北朝鮮関連の新聞記事を見て、長らく積ん読にしておいた標記の本を取り出した。
著者の藤原テイさんは、昭和20年満州新京で終戦になり、三人の愛児を引き連れ朝鮮半島経由で北緯38度線に向けて生きぬいた言語に絶する苦難の記録著者である。
たしか中学校時代だったと思う。母がこの引き揚げ記録を読み、記述内容など耳にしていたので、著者の概要は知っていた。
私の母も38度線に向けて子供三人を引き連れ南下した苦難の様子が、余りにも同じなので共感共鳴し「自分にも文才があれば、この様な著書にまとめられるのだが」と言った感想が、今も私の記憶に残っている。

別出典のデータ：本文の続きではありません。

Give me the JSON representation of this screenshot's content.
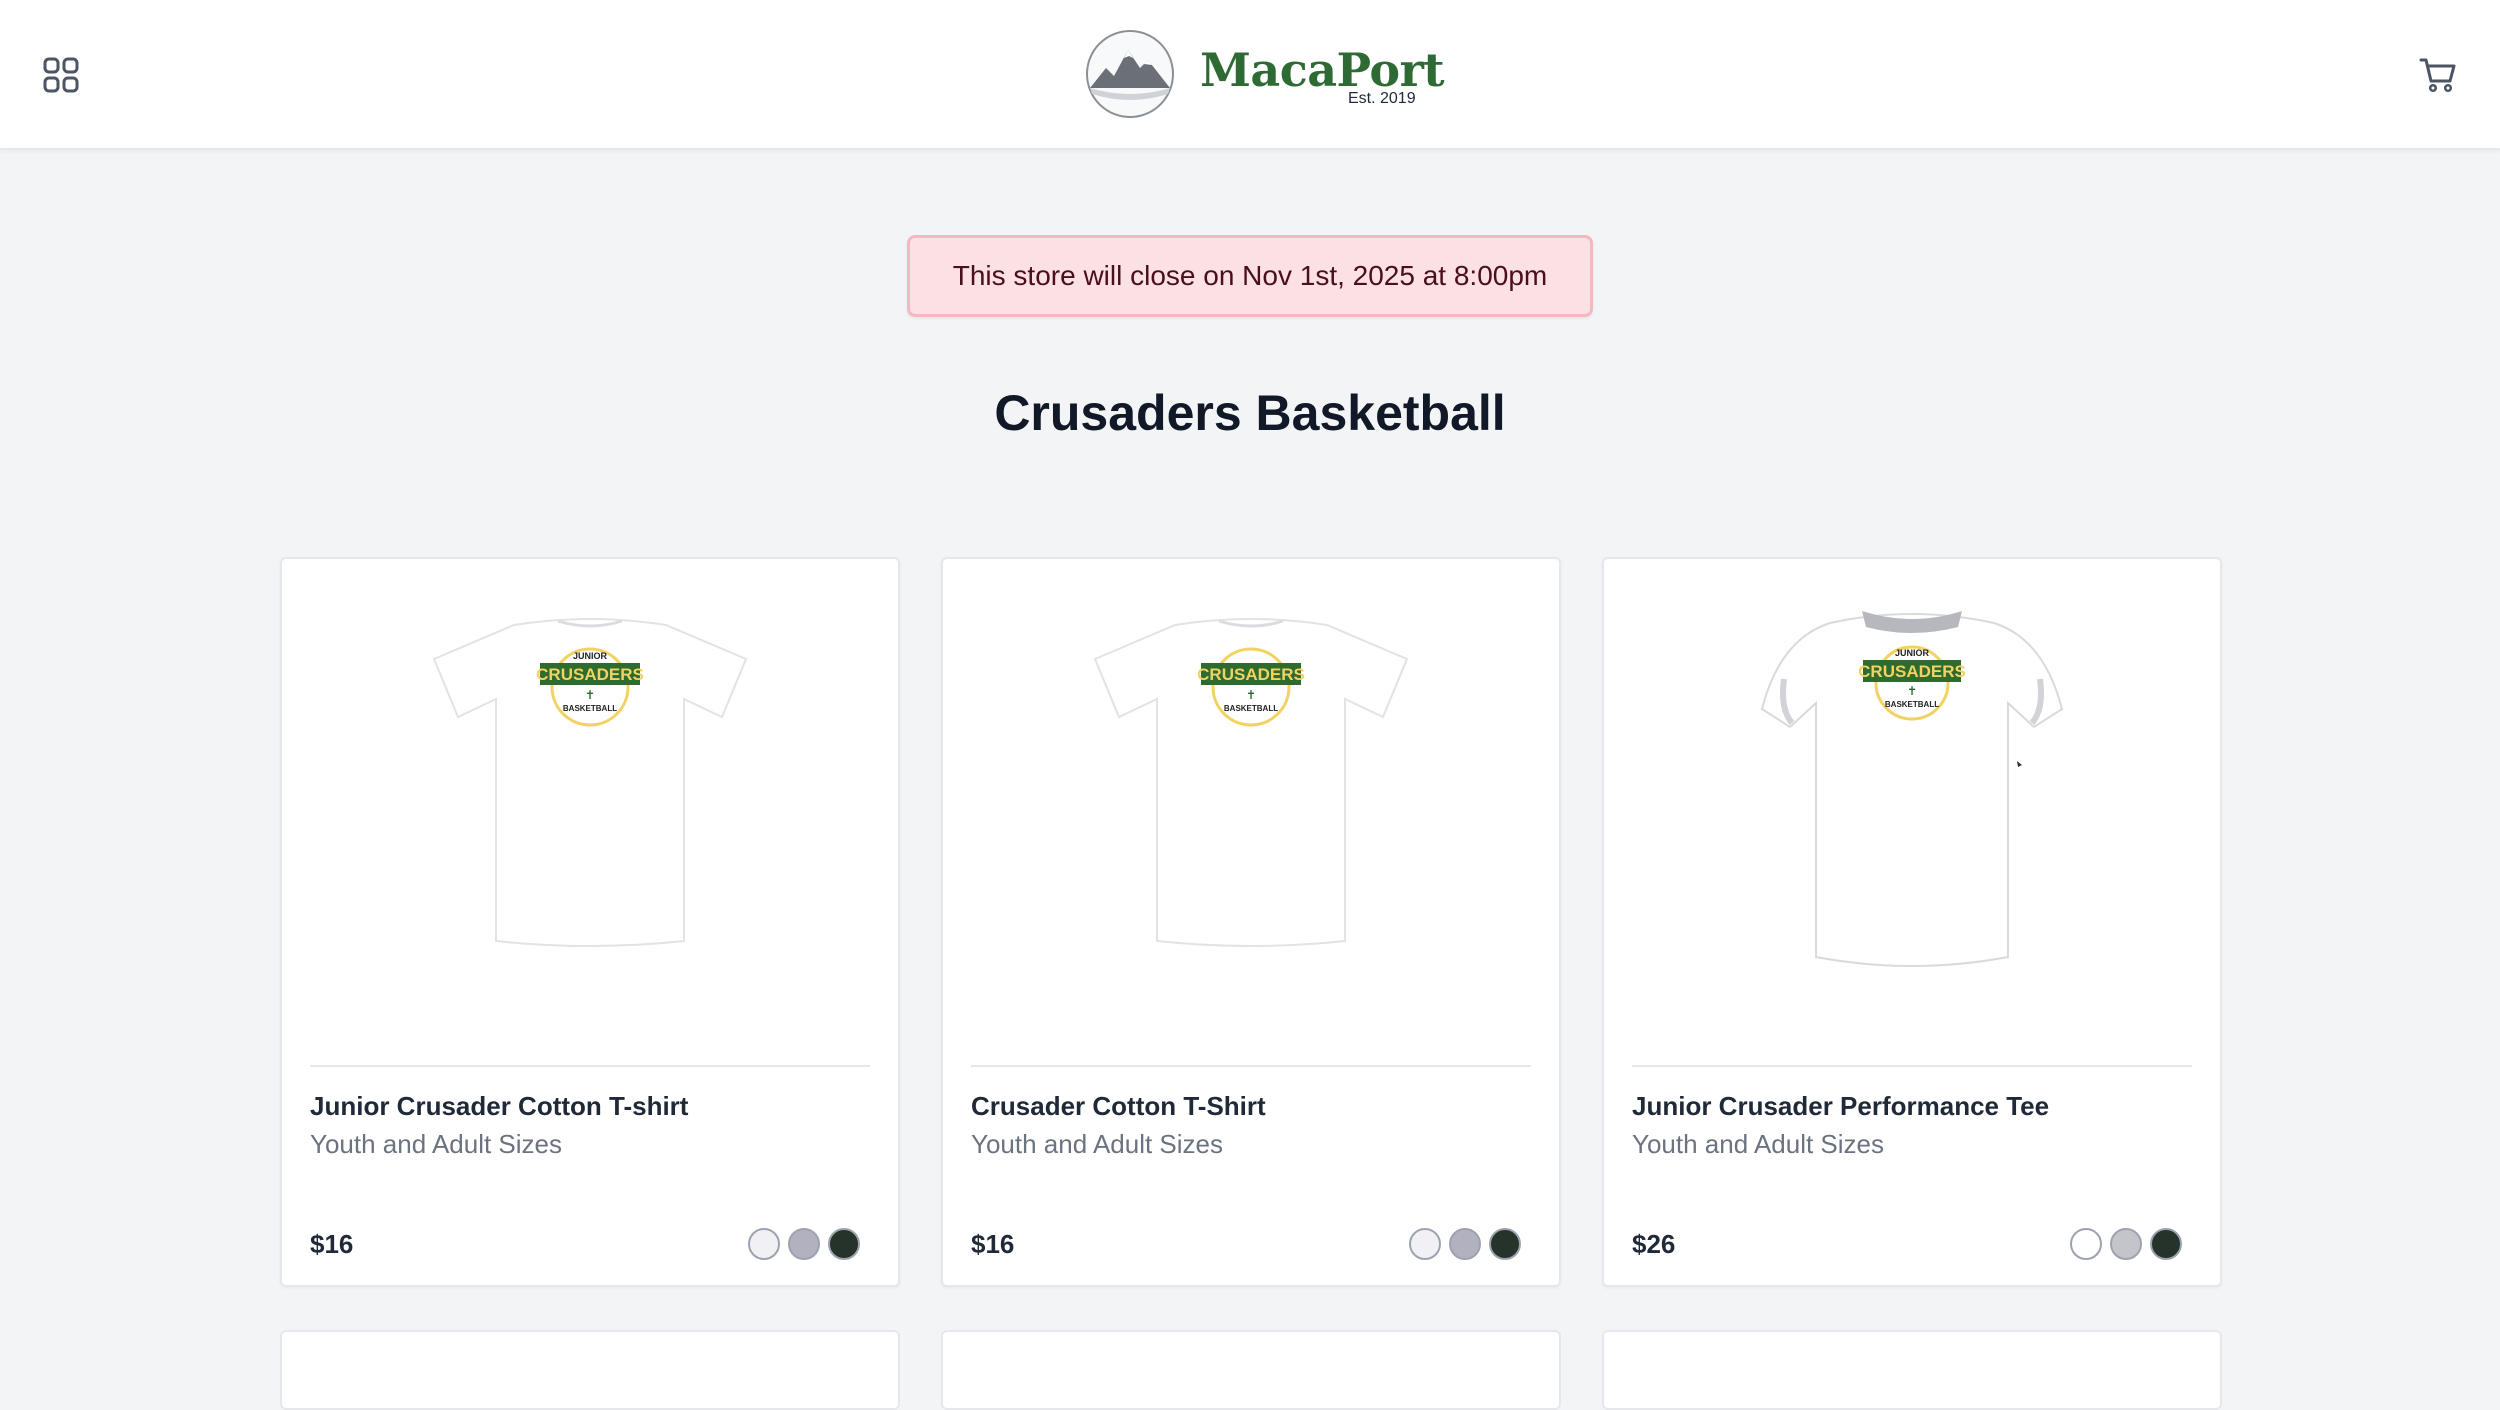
{
  "header": {
    "brand_name": "MacaPort",
    "brand_tagline": "Est. 2019",
    "menu_icon": "grid-icon",
    "cart_icon": "shopping-cart-icon"
  },
  "notice": {
    "text": "This store will close on Nov 1st, 2025 at 8:00pm"
  },
  "store": {
    "title": "Crusaders Basketball"
  },
  "products": [
    {
      "name": "Junior Crusader Cotton T-shirt",
      "subtitle": "Youth and Adult Sizes",
      "price": "$16",
      "image_label_top": "JUNIOR",
      "image_label_main": "CRUSADERS",
      "image_label_bottom": "BASKETBALL",
      "swatches": [
        "#f1f1f5",
        "#b2b1bf",
        "#25332a"
      ]
    },
    {
      "name": "Crusader Cotton T-Shirt",
      "subtitle": "Youth and Adult Sizes",
      "price": "$16",
      "image_label_main": "CRUSADERS",
      "image_label_bottom": "BASKETBALL",
      "swatches": [
        "#f1f1f5",
        "#b2b1bf",
        "#25332a"
      ]
    },
    {
      "name": "Junior Crusader Performance Tee",
      "subtitle": "Youth and Adult Sizes",
      "price": "$26",
      "image_label_top": "JUNIOR",
      "image_label_main": "CRUSADERS",
      "image_label_bottom": "BASKETBALL",
      "swatches": [
        "#ffffff",
        "#c4c4cb",
        "#25332a"
      ]
    }
  ],
  "colors": {
    "brand_green": "#2e6b34",
    "notice_bg": "#fbe0e4",
    "notice_text": "#4a0e1c",
    "shirt_accent_yellow": "#f2d260",
    "shirt_accent_green": "#2f6a2e"
  }
}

著者の藤原テイさんは、朝鮮半島西(黄海)側を南下。長男5才、次男2才、幼女1才の三人を引き連れての記録は何とも痛ましい。
私の母は、朝鮮半島東(日本海)側を9才の私、8才の弟と3才の妹を連れて南下した。
難民団体の人間模様や体験の詳細は定かでないが、記述内容を通して、不思議な記憶が甦ったりするようである。
北朝鮮と韓国の国境は、北緯38度の川が境界で、難民家族は当地を目指して歩き続けた。
妹が団体と共に歩けないので、私の家族四人は単独ペース南下になった。その時、北朝鮮へ向かう家族と出会った。私たち三人の子供に「もう少しで38度線、がんばってね」と激励して「元気の出るものを買って食べなさい」と言って、きれいな紙幣をくださった。
母はその厚意に感激し泣きだした。この時のことは、今も私の脳裏から離れない。
今年は終戦後67年。父と弟は引き揚げ途中で死亡。帰国後、母は84才で他界した。残りの私と弟、妹の三人は健在だが、著者の幼少児さん三名のそれぞれはご健在だろうか。
ご健在であれば「流れる星は生きている」近況等、知りたい気持ちである。